Orde Baru memang sejak semula mencanangkan pembaruan sistem politik. Pada tanggal 26 November 1966, dengan sebuah amanat dari presiden disampaikan kepada DPRGR: RUU kepartaian, RUU pemilu dan RUU susunan MPR, DPR dan DPRD. Yang kedua dan ketiga ditetapkan 22 November 1969. sedang yang pertama terhenti. Pada 9 Maret 1970, fraksi-fraksi parpol di DPR dikelompokkan. Tiga tahun kemudian, parpol difusikan ke dalam PPP dan PDI (5 Februari 1973). Pada 14 Agustus 1975 RUU kepartaian disahkan. Penataan kehidupan kepartaian berikutnya adalah penetapan asas tunggal, pancasila untuk semua parpol, Golkar, dan organisasi lainnya, tidak ada asas cirri, tidak ada idiologi Islam, dan oleh karena itu tidak ada partai Islam. Asas tunggal merupakan awal dari era baru peran Islam dalam kehidupan berbangsa ini. Peran politik (formal) Islam tidak ada lagi, tetapi sebagai agama yang mengaku tidak memisahkan diri dari persoalan politik, tentu peran itu akan terus berlangsung mungkin dengan pendekatan yang berbeda.[6]
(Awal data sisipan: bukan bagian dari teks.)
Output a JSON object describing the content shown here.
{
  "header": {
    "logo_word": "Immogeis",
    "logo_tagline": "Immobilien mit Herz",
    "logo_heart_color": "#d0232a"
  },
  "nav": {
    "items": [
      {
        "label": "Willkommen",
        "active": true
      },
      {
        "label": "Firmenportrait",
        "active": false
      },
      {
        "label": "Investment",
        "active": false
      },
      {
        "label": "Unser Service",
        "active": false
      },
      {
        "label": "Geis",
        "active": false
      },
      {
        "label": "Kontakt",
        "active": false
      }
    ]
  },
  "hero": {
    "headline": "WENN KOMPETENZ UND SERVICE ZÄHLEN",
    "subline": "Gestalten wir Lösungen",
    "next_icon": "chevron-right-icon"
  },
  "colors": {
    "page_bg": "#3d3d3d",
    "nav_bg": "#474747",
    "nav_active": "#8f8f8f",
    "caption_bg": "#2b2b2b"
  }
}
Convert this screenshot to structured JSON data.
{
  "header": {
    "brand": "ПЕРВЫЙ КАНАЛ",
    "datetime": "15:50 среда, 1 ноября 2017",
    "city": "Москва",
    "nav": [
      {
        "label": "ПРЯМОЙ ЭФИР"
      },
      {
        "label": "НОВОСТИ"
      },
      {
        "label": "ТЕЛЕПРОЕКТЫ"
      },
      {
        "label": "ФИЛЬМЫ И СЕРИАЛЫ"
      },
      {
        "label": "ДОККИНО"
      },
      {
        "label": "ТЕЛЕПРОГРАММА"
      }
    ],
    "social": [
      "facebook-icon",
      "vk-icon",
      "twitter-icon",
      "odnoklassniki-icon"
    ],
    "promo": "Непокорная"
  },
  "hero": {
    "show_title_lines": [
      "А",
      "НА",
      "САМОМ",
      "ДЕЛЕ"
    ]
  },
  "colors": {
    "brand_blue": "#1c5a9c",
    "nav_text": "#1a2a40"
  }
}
Meskipun umat Islam merupakan 87 persen penduduk Indonesia, ide Negara Islam secara terus menerus dan konsisten ditolak. Bahkan, partai-partai Islam, kecuali diawal pergerakan nasional, mulai dari masa penjajahan hingga masa kemerdekaan, selalu mengalami kekalahan. Malah dengan pembaharuan politik bangsa sekarang ini, partai-partai (berideologi) Islam pun lenyap.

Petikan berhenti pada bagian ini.